The emotional abuse described by the students at the KIRS has caused detrimental effects to many students. Many survivors have trouble expressing their emotions. A student summarized the impact residential school had on his life, and he still cannot show his inner feelings towards family or for people in pain. A common feeling of the students was they became isolated. Many are angry because it has affected their relationships not only with their children and spouses, but their grandchildren. Many students lost strong connections with their parents and communities.
Sexual abuse at the KIRS could be under recorded due to the shame associated with it
and privacy of the students. Male and female students were both subjected to sexual abuse;
however, there is more testimonial evidence that female students were more likely to be sexually
abused. Many girls grouped together in order to avoid sexual abuse. A female student commented that her female friends all “hung out together” and would stay in groups. In this
particular case there was one staff member described as a “big tall guy,” and named Anthony
who worked in the basement and was known to sexually molest girls.One female student
recalls her sister telling her to stay away from him because, “he [had] these girls, he [got] them
by themselves and he sexually [molested] them downstairs in the basement.”

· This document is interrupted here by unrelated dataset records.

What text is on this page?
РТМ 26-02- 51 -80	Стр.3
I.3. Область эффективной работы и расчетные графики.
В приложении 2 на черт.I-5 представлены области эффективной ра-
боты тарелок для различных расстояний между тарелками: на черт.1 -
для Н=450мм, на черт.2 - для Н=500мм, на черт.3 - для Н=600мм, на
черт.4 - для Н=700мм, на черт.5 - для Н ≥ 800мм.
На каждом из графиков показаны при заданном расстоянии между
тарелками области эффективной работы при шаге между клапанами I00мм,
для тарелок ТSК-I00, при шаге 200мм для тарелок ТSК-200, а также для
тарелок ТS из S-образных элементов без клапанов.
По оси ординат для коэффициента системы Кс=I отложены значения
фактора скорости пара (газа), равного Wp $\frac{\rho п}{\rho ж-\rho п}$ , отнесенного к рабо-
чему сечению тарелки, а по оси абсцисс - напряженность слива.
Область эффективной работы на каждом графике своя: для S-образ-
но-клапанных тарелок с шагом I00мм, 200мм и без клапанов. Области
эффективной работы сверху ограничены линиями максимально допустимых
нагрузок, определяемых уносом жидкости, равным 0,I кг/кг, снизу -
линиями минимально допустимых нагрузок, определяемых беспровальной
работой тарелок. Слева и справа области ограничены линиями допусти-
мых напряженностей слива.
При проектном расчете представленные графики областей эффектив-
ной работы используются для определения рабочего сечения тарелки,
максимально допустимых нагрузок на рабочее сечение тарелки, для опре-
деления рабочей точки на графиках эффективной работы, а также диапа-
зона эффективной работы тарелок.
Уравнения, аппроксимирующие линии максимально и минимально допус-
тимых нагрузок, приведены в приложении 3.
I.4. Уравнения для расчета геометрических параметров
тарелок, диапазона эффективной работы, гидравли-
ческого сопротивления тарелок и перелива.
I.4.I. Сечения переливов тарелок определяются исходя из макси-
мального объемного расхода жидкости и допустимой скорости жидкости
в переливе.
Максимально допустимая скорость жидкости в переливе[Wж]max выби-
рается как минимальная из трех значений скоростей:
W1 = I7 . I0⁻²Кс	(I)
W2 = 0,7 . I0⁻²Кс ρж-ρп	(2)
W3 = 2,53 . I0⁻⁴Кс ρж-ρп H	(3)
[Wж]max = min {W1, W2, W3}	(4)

I excerpted these paragraphs from an undergraduate senior thesis which goes on for several more pages about other incidents at the school. It does not mention any murders, but it notes that many students tried to run away from the school.
It beggars belief that Widdowson's intention was to write a fair analysis of possible mass burial when she cited Behind Closed Doors no fewer than five times, but completely ignored the book's documentation of widespread abuse. (She uses it only as negative evidence against claims of murder, although of course unmarked burials could also result from neglect.)
In conclusion, Widdowson's article raises some legitimate concerns about the claim of a mass burial of 215 children which was quickly repeated by the news media and politicians, but I find her counterargument is extremely biased in its treatment of sources. Furthermore, the case of the 750 unmarked graves shows that unmarked burials at residential schools did happen. The New York Post's claim that "academics" have "debunked" the Kamloops mass grave is false.
I think it is too early to determine whether there are mass graves of indigenous children in Canada, but there are certainly unmarked graves at residential schools.